Mi vieja nunca se destacó por las artes culinarias, de hecho si hay algo que no le gustaba era cocinar, prefería levantarse pasada las doce del mediodía y hacer algo rápido para salir del paso.  Pero eso sí, los tucos que hacia eran incomparables. Jamás volví a sentir un aroma igual. De gusto? De gusto zafaban pero eso es secundario. Abrir la puerta del patio y sentir el golpe en la cara de la cebolla chisporroteando en una sartén, olor a pimienta y un sabor un tanto dulzón del morrón era inigualable.

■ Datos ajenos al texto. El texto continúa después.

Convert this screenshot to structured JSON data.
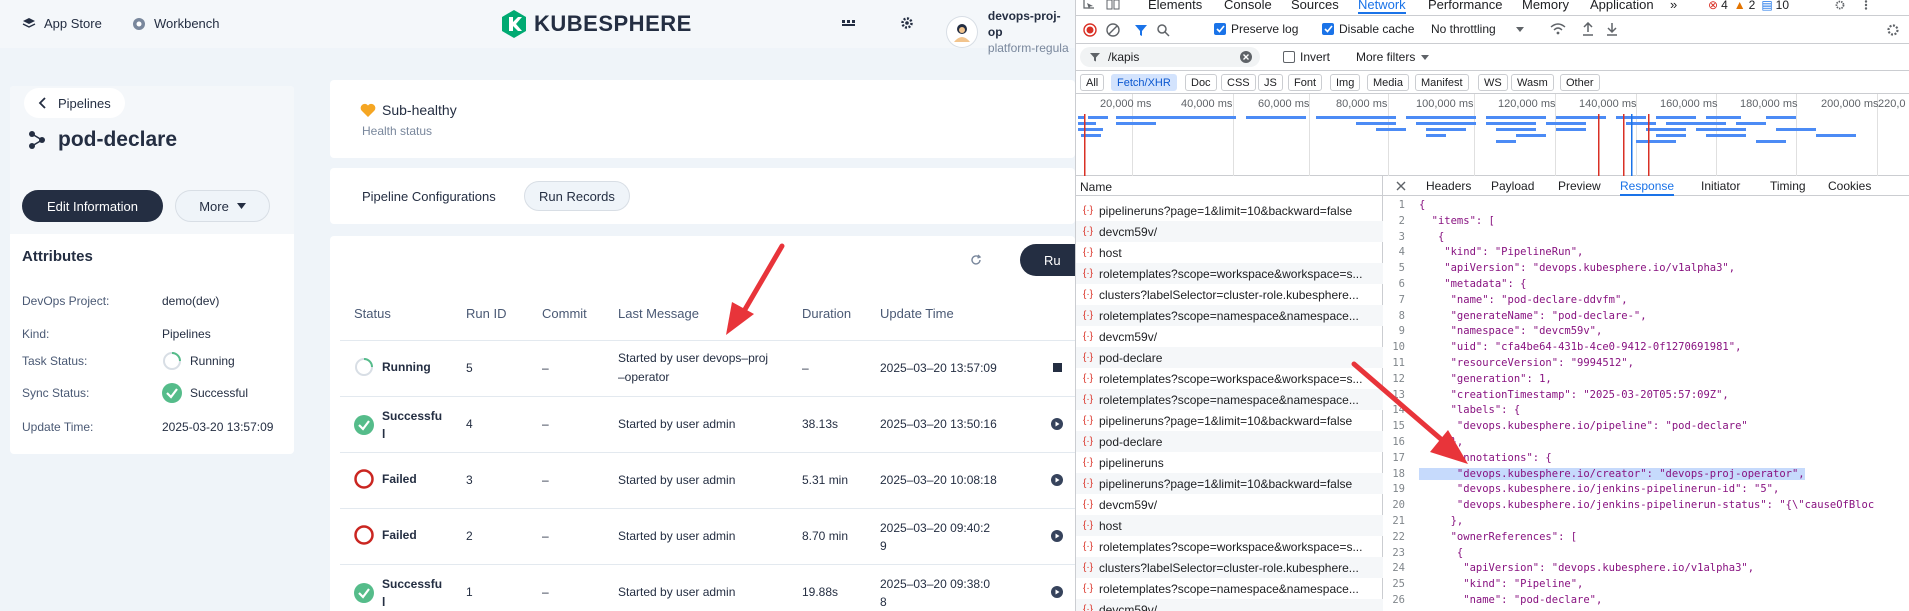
{
  "topbar": {
    "app_store": "App Store",
    "workbench": "Workbench",
    "logo": "KUBESPHERE",
    "user_name": "devops-proj-op",
    "user_role": "platform-regula"
  },
  "sidebar": {
    "breadcrumb": "Pipelines",
    "pipeline_name": "pod-declare",
    "edit_button": "Edit Information",
    "more_button": "More",
    "attributes_title": "Attributes",
    "attributes": [
      {
        "key": "DevOps Project:",
        "value": "demo(dev)"
      },
      {
        "key": "Kind:",
        "value": "Pipelines"
      },
      {
        "key": "Task Status:",
        "value": "Running"
      },
      {
        "key": "Sync Status:",
        "value": "Successful"
      },
      {
        "key": "Update Time:",
        "value": "2025-03-20 13:57:09"
      }
    ]
  },
  "health": {
    "status": "Sub-healthy",
    "label": "Health status"
  },
  "tabs": {
    "configurations": "Pipeline Configurations",
    "run_records": "Run Records"
  },
  "records": {
    "run_button": "Ru",
    "columns": [
      "Status",
      "Run ID",
      "Commit",
      "Last Message",
      "Duration",
      "Update Time"
    ],
    "rows": [
      {
        "status": "Running",
        "run_id": "5",
        "commit": "–",
        "message": "Started by user devops–proj\n–operator",
        "duration": "–",
        "time": "2025–03–20 13:57:09"
      },
      {
        "status": "Successfu\nl",
        "run_id": "4",
        "commit": "–",
        "message": "Started by user admin",
        "duration": "38.13s",
        "time": "2025–03–20 13:50:16"
      },
      {
        "status": "Failed",
        "run_id": "3",
        "commit": "–",
        "message": "Started by user admin",
        "duration": "5.31 min",
        "time": "2025–03–20 10:08:18"
      },
      {
        "status": "Failed",
        "run_id": "2",
        "commit": "–",
        "message": "Started by user admin",
        "duration": "8.70 min",
        "time": "2025–03–20 09:40:2\n9"
      },
      {
        "status": "Successfu\nl",
        "run_id": "1",
        "commit": "–",
        "message": "Started by user admin",
        "duration": "19.88s",
        "time": "2025–03–20 09:38:0\n8"
      }
    ]
  },
  "devtools": {
    "tabs": [
      "Elements",
      "Console",
      "Sources",
      "Network",
      "Performance",
      "Memory",
      "Application"
    ],
    "more_tabs": "»",
    "badges": {
      "errors": "4",
      "warnings": "2",
      "messages": "10"
    },
    "preserve_log": "Preserve log",
    "disable_cache": "Disable cache",
    "throttling": "No throttling",
    "filter_value": "/kapis",
    "invert": "Invert",
    "more_filters": "More filters",
    "types": [
      "All",
      "Fetch/XHR",
      "Doc",
      "CSS",
      "JS",
      "Font",
      "Img",
      "Media",
      "Manifest",
      "WS",
      "Wasm",
      "Other"
    ],
    "timeline_ticks": [
      "20,000 ms",
      "40,000 ms",
      "60,000 ms",
      "80,000 ms",
      "100,000 ms",
      "120,000 ms",
      "140,000 ms",
      "160,000 ms",
      "180,000 ms",
      "200,000 ms",
      "220,0"
    ],
    "name_header": "Name",
    "requests": [
      "pipelineruns?page=1&limit=10&backward=false",
      "devcm59v/",
      "host",
      "roletemplates?scope=workspace&workspace=s...",
      "clusters?labelSelector=cluster-role.kubesphere...",
      "roletemplates?scope=namespace&namespace...",
      "devcm59v/",
      "pod-declare",
      "roletemplates?scope=workspace&workspace=s...",
      "roletemplates?scope=namespace&namespace...",
      "pipelineruns?page=1&limit=10&backward=false",
      "pod-declare",
      "pipelineruns",
      "pipelineruns?page=1&limit=10&backward=false",
      "devcm59v/",
      "host",
      "roletemplates?scope=workspace&workspace=s...",
      "clusters?labelSelector=cluster-role.kubesphere...",
      "roletemplates?scope=namespace&namespace...",
      "devcm59v/"
    ],
    "detail_tabs": [
      "Headers",
      "Payload",
      "Preview",
      "Response",
      "Initiator",
      "Timing",
      "Cookies"
    ],
    "response_lines": [
      "{",
      "  \"items\": [",
      "   {",
      "    \"kind\": \"PipelineRun\",",
      "    \"apiVersion\": \"devops.kubesphere.io/v1alpha3\",",
      "    \"metadata\": {",
      "     \"name\": \"pod-declare-ddvfm\",",
      "     \"generateName\": \"pod-declare-\",",
      "     \"namespace\": \"devcm59v\",",
      "     \"uid\": \"cfa4be64-431b-4ce0-9412-0f1270691981\",",
      "     \"resourceVersion\": \"9994512\",",
      "     \"generation\": 1,",
      "     \"creationTimestamp\": \"2025-03-20T05:57:09Z\",",
      "     \"labels\": {",
      "      \"devops.kubesphere.io/pipeline\": \"pod-declare\"",
      "     },",
      "     \"annotations\": {",
      "      \"devops.kubesphere.io/creator\": \"devops-proj-operator\",",
      "      \"devops.kubesphere.io/jenkins-pipelinerun-id\": \"5\",",
      "      \"devops.kubesphere.io/jenkins-pipelinerun-status\": \"{\\\"causeOfBloc",
      "     },",
      "     \"ownerReferences\": [",
      "      {",
      "       \"apiVersion\": \"devops.kubesphere.io/v1alpha3\",",
      "       \"kind\": \"Pipeline\",",
      "       \"name\": \"pod-declare\","
    ]
  }
}
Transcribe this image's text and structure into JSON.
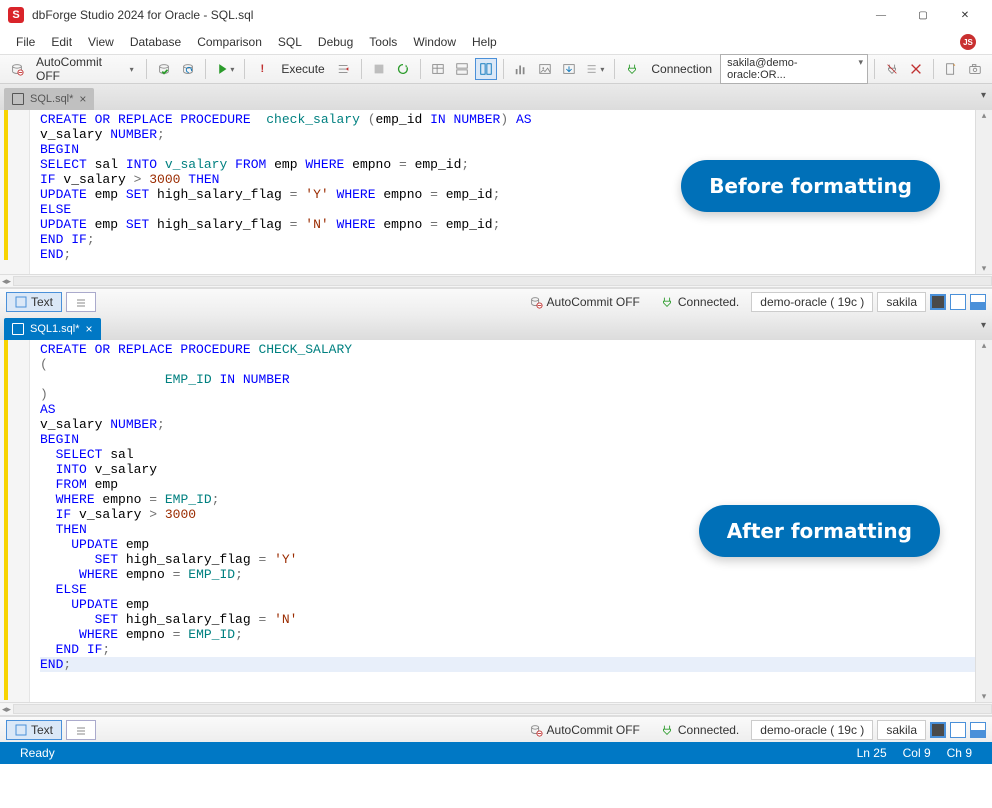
{
  "window": {
    "title": "dbForge Studio 2024 for Oracle - SQL.sql"
  },
  "menubar": {
    "file": "File",
    "edit": "Edit",
    "view": "View",
    "database": "Database",
    "comparison": "Comparison",
    "sql": "SQL",
    "debug": "Debug",
    "tools": "Tools",
    "window": "Window",
    "help": "Help"
  },
  "toolbar": {
    "autocommit": "AutoCommit OFF",
    "execute": "Execute",
    "connection_label": "Connection",
    "connection_value": "sakila@demo-oracle:OR..."
  },
  "tabs": {
    "tab1": "SQL.sql*",
    "tab2": "SQL1.sql*"
  },
  "callouts": {
    "before": "Before formatting",
    "after": "After formatting"
  },
  "editor1": {
    "lines": [
      {
        "seg": [
          [
            "kw",
            "CREATE OR REPLACE PROCEDURE"
          ],
          [
            "",
            "  "
          ],
          [
            "id",
            "check_salary"
          ],
          [
            "",
            " "
          ],
          [
            "op",
            "("
          ],
          [
            "",
            "emp_id "
          ],
          [
            "kw",
            "IN NUMBER"
          ],
          [
            "op",
            ")"
          ],
          [
            "",
            " "
          ],
          [
            "kw",
            "AS"
          ]
        ]
      },
      {
        "seg": [
          [
            "",
            "v_salary "
          ],
          [
            "kw",
            "NUMBER"
          ],
          [
            "op",
            ";"
          ]
        ]
      },
      {
        "seg": [
          [
            "kw",
            "BEGIN"
          ]
        ]
      },
      {
        "seg": [
          [
            "kw",
            "SELECT"
          ],
          [
            "",
            " sal "
          ],
          [
            "kw",
            "INTO"
          ],
          [
            "",
            " "
          ],
          [
            "id",
            "v_salary"
          ],
          [
            "",
            " "
          ],
          [
            "kw",
            "FROM"
          ],
          [
            "",
            " emp "
          ],
          [
            "kw",
            "WHERE"
          ],
          [
            "",
            " empno "
          ],
          [
            "op",
            "="
          ],
          [
            "",
            " emp_id"
          ],
          [
            "op",
            ";"
          ]
        ]
      },
      {
        "seg": [
          [
            "kw",
            "IF"
          ],
          [
            "",
            " v_salary "
          ],
          [
            "op",
            ">"
          ],
          [
            "",
            " "
          ],
          [
            "num",
            "3000"
          ],
          [
            "",
            " "
          ],
          [
            "kw",
            "THEN"
          ]
        ]
      },
      {
        "seg": [
          [
            "kw",
            "UPDATE"
          ],
          [
            "",
            " emp "
          ],
          [
            "kw",
            "SET"
          ],
          [
            "",
            " high_salary_flag "
          ],
          [
            "op",
            "="
          ],
          [
            "",
            " "
          ],
          [
            "str",
            "'Y'"
          ],
          [
            "",
            " "
          ],
          [
            "kw",
            "WHERE"
          ],
          [
            "",
            " empno "
          ],
          [
            "op",
            "="
          ],
          [
            "",
            " emp_id"
          ],
          [
            "op",
            ";"
          ]
        ]
      },
      {
        "seg": [
          [
            "kw",
            "ELSE"
          ]
        ]
      },
      {
        "seg": [
          [
            "kw",
            "UPDATE"
          ],
          [
            "",
            " emp "
          ],
          [
            "kw",
            "SET"
          ],
          [
            "",
            " high_salary_flag "
          ],
          [
            "op",
            "="
          ],
          [
            "",
            " "
          ],
          [
            "str",
            "'N'"
          ],
          [
            "",
            " "
          ],
          [
            "kw",
            "WHERE"
          ],
          [
            "",
            " empno "
          ],
          [
            "op",
            "="
          ],
          [
            "",
            " emp_id"
          ],
          [
            "op",
            ";"
          ]
        ]
      },
      {
        "seg": [
          [
            "kw",
            "END IF"
          ],
          [
            "op",
            ";"
          ]
        ]
      },
      {
        "seg": [
          [
            "kw",
            "END"
          ],
          [
            "op",
            ";"
          ]
        ]
      }
    ]
  },
  "editor2": {
    "lines": [
      {
        "seg": [
          [
            "kw",
            "CREATE OR REPLACE PROCEDURE"
          ],
          [
            "",
            " "
          ],
          [
            "id",
            "CHECK_SALARY"
          ]
        ]
      },
      {
        "seg": [
          [
            "op",
            "("
          ]
        ]
      },
      {
        "seg": [
          [
            "",
            "                "
          ],
          [
            "id",
            "EMP_ID"
          ],
          [
            "",
            " "
          ],
          [
            "kw",
            "IN NUMBER"
          ]
        ]
      },
      {
        "seg": [
          [
            "op",
            ")"
          ]
        ]
      },
      {
        "seg": [
          [
            "kw",
            "AS"
          ]
        ]
      },
      {
        "seg": [
          [
            "",
            "v_salary "
          ],
          [
            "kw",
            "NUMBER"
          ],
          [
            "op",
            ";"
          ]
        ]
      },
      {
        "seg": [
          [
            "kw",
            "BEGIN"
          ]
        ]
      },
      {
        "seg": [
          [
            "",
            "  "
          ],
          [
            "kw",
            "SELECT"
          ],
          [
            "",
            " sal"
          ]
        ]
      },
      {
        "seg": [
          [
            "",
            "  "
          ],
          [
            "kw",
            "INTO"
          ],
          [
            "",
            " v_salary"
          ]
        ]
      },
      {
        "seg": [
          [
            "",
            "  "
          ],
          [
            "kw",
            "FROM"
          ],
          [
            "",
            " emp"
          ]
        ]
      },
      {
        "seg": [
          [
            "",
            "  "
          ],
          [
            "kw",
            "WHERE"
          ],
          [
            "",
            " empno "
          ],
          [
            "op",
            "="
          ],
          [
            "",
            " "
          ],
          [
            "id",
            "EMP_ID"
          ],
          [
            "op",
            ";"
          ]
        ]
      },
      {
        "seg": [
          [
            "",
            ""
          ]
        ]
      },
      {
        "seg": [
          [
            "",
            "  "
          ],
          [
            "kw",
            "IF"
          ],
          [
            "",
            " v_salary "
          ],
          [
            "op",
            ">"
          ],
          [
            "",
            " "
          ],
          [
            "num",
            "3000"
          ]
        ]
      },
      {
        "seg": [
          [
            "",
            "  "
          ],
          [
            "kw",
            "THEN"
          ]
        ]
      },
      {
        "seg": [
          [
            "",
            "    "
          ],
          [
            "kw",
            "UPDATE"
          ],
          [
            "",
            " emp"
          ]
        ]
      },
      {
        "seg": [
          [
            "",
            "       "
          ],
          [
            "kw",
            "SET"
          ],
          [
            "",
            " high_salary_flag "
          ],
          [
            "op",
            "="
          ],
          [
            "",
            " "
          ],
          [
            "str",
            "'Y'"
          ]
        ]
      },
      {
        "seg": [
          [
            "",
            "     "
          ],
          [
            "kw",
            "WHERE"
          ],
          [
            "",
            " empno "
          ],
          [
            "op",
            "="
          ],
          [
            "",
            " "
          ],
          [
            "id",
            "EMP_ID"
          ],
          [
            "op",
            ";"
          ]
        ]
      },
      {
        "seg": [
          [
            "",
            "  "
          ],
          [
            "kw",
            "ELSE"
          ]
        ]
      },
      {
        "seg": [
          [
            "",
            "    "
          ],
          [
            "kw",
            "UPDATE"
          ],
          [
            "",
            " emp"
          ]
        ]
      },
      {
        "seg": [
          [
            "",
            "       "
          ],
          [
            "kw",
            "SET"
          ],
          [
            "",
            " high_salary_flag "
          ],
          [
            "op",
            "="
          ],
          [
            "",
            " "
          ],
          [
            "str",
            "'N'"
          ]
        ]
      },
      {
        "seg": [
          [
            "",
            "     "
          ],
          [
            "kw",
            "WHERE"
          ],
          [
            "",
            " empno "
          ],
          [
            "op",
            "="
          ],
          [
            "",
            " "
          ],
          [
            "id",
            "EMP_ID"
          ],
          [
            "op",
            ";"
          ]
        ]
      },
      {
        "seg": [
          [
            "",
            "  "
          ],
          [
            "kw",
            "END IF"
          ],
          [
            "op",
            ";"
          ]
        ]
      },
      {
        "seg": [
          [
            "",
            ""
          ]
        ]
      },
      {
        "seg": [
          [
            "kw",
            "END"
          ],
          [
            "op",
            ";"
          ]
        ],
        "cursor": true
      }
    ]
  },
  "editstatus": {
    "text_btn": "Text",
    "autocommit": "AutoCommit OFF",
    "connected": "Connected.",
    "server": "demo-oracle ( 19c )",
    "schema": "sakila"
  },
  "appstatus": {
    "ready": "Ready",
    "ln": "Ln 25",
    "col": "Col 9",
    "ch": "Ch 9"
  }
}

Esos días había que aprovecharlos, sentarse a disfrutar el espectáculo, saborear cada segundo, cada cambio en el ambiente según iban cayendo los elementos al fuego.
Tampoco era importante el plato, podían ser fideos, algún guiso de lentejas, o unos tallarines caseros comprados en lo del viejo Weiman. La estrella principal era el tuco, porque su presencia se hacía cuerpo y sabía queda alojado en el ambiente de la casa todo el día, y a veces hasta el otro día. Esos días me gustaba quedarme en la cocina, oliendo, en lo posible solo, disfrutando esas bondades tan sencillas que nos regala la vida.
Aquello tenía un trasfondo claro, que la vieja haga un tuco excedía a la tarea hogareña en sí. En ello estaba encerrado todo un estado de ánimo, un día prospero, de esos que a mí me gustaban. Seguramente por la tarde, se disponía a regar el patio, o por ahí me pedía que la acompañe a hacer algunas compras. La cosa es que esos días eran de madre e hijo, y una cosa así no se podía dejar pasar.
Al día siguiente la cosa podía cambiar, la rutina de las sombras y la falta de olores alegres podían regresar, lo demás se transformaba en recuerdos, o en anhelos futuros de momentos similares. En fin, todo ello pensaba, mientras arrancaba un pedazo de gomaespuma y lo pasaba de dedo en dedo, hasta que se me cayó al piso y el perro se lo llevo corriendo al patio.

Pero no había día siguiente después de un tuco, solo existía ese momento, ese tuco, quizá el ultimo. Mientras se me anudaba la garganta, acomode la silla y me volví a concentrar. El olor volvió a reposarse en las cortinas y desde allí, caía suavemente aromatizando la casa. Todo era música sonando al ritmo tenue del silbido de una hornalla.